Modovolo shamelessly stole this from Southwest Airlines’ playbook. Forty years ago, Southwest discovered that people pay airlines to get them to their destinations.
It sounds simple, but it’s true. But this was a radical revelation because Southwest realized that if, for example, a plane could fly to 10 destinations a day instead of five, it would be like having two planes in one, and Southwest could sell it. More tickets – and more money to make.
The trick was to keep the plane in the air as much as possible.
That’s why Southwest developed a playbook for the “10-minute turnaround time.” Southwest’s thinking: Once a plane enters the jetway, passengers must be removed from the plane, seats and floors cleaned, the plane refueled, and new passengers put back on the plane. You can do all this in less than 10 minutes and then board your flight. Back into the air.

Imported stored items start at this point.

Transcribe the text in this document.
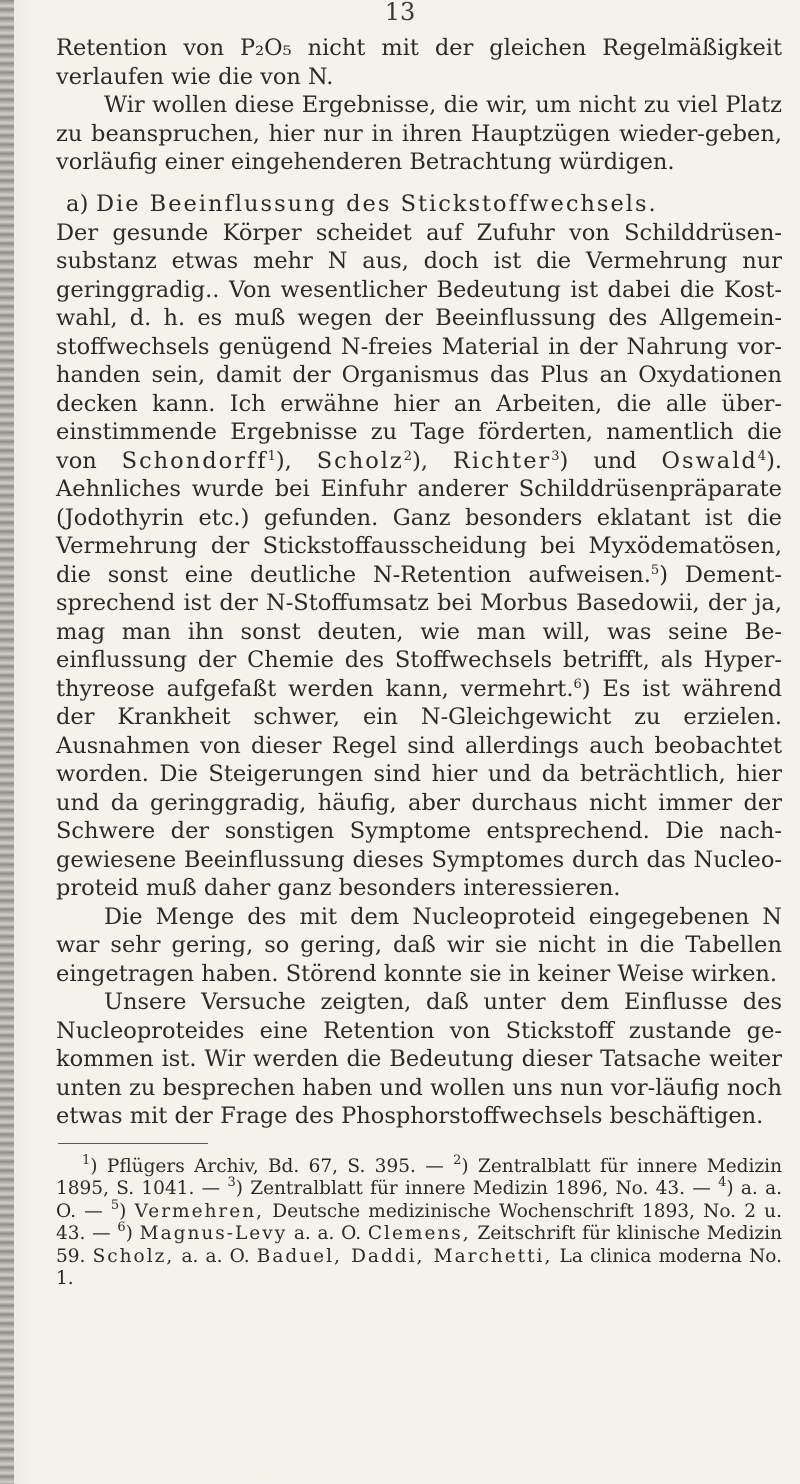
13

Retention von P₂O₅ nicht mit der gleichen Regelmäßigkeit verlaufen wie die von N.

Wir wollen diese Ergebnisse, die wir, um nicht zu viel Platz zu beanspruchen, hier nur in ihren Hauptzügen wieder-geben, vorläufig einer eingehenderen Betrachtung würdigen.

a) Die Beeinflussung des Stickstoffwechsels.

Der gesunde Körper scheidet auf Zufuhr von Schilddrüsen-substanz etwas mehr N aus, doch ist die Vermehrung nur geringgradig.. Von wesentlicher Bedeutung ist dabei die Kost-wahl, d. h. es muß wegen der Beeinflussung des Allgemein-stoffwechsels genügend N-freies Material in der Nahrung vor-handen sein, damit der Organismus das Plus an Oxydationen decken kann. Ich erwähne hier an Arbeiten, die alle über-einstimmende Ergebnisse zu Tage förderten, namentlich die von Schondorff$^1$), Scholz$^2$), Richter$^3$) und Oswald$^4$). Aehnliches wurde bei Einfuhr anderer Schilddrüsenpräparate (Jodothyrin etc.) gefunden. Ganz besonders eklatant ist die Vermehrung der Stickstoffausscheidung bei Myxödematösen, die sonst eine deutliche N-Retention aufweisen.$^5$) Dement-sprechend ist der N-Stoffumsatz bei Morbus Basedowii, der ja, mag man ihn sonst deuten, wie man will, was seine Be-einflussung der Chemie des Stoffwechsels betrifft, als Hyper-thyreose aufgefaßt werden kann, vermehrt.$^6$) Es ist während der Krankheit schwer, ein N-Gleichgewicht zu erzielen. Ausnahmen von dieser Regel sind allerdings auch beobachtet worden. Die Steigerungen sind hier und da beträchtlich, hier und da geringgradig, häufig, aber durchaus nicht immer der Schwere der sonstigen Symptome entsprechend. Die nach-gewiesene Beeinflussung dieses Symptomes durch das Nucleo-proteid muß daher ganz besonders interessieren.

Die Menge des mit dem Nucleoproteid eingegebenen N war sehr gering, so gering, daß wir sie nicht in die Tabellen eingetragen haben. Störend konnte sie in keiner Weise wirken.

Unsere Versuche zeigten, daß unter dem Einflusse des Nucleoproteides eine Retention von Stickstoff zustande ge-kommen ist. Wir werden die Bedeutung dieser Tatsache weiter unten zu besprechen haben und wollen uns nun vor-läufig noch etwas mit der Frage des Phosphorstoffwechsels beschäftigen.

$^1$) Pflügers Archiv, Bd. 67, S. 395. — $^2$) Zentralblatt für innere Medizin 1895, S. 1041. — $^3$) Zentralblatt für innere Medizin 1896, No. 43. — $^4$) a. a. O. — $^5$) Vermehren, Deutsche medizinische Wochenschrift 1893, No. 2 u. 43. — $^6$) Magnus-Levy a. a. O. Clemens, Zeitschrift für klinische Medizin 59. Scholz, a. a. O. Baduel, Daddi, Marchetti, La clinica moderna No. 1.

This meant the plane was in the air. many. Earn money.
And because Southwest’s planes fly much farther than its competitors, Southwest has always been profitable (except during COVID 2020) and has always grown its profits. A competitor’s planes spend more time on the runway, and that competitor’s profitability record is uncertain.
The lesson is: Airplanes in the air are making money. And the planes on the runway are losing money.
The same lessons apply to drone operations. Drones need to be in the air to take pictures, conduct inspections, spray pesticides and more. Like Southwest, the longer it stays in the air, the more profitable it becomes.
If you have a drone with a short flight time, you’re just like Southwest’s competitors. Your “plane is on the runway” and you are losing money.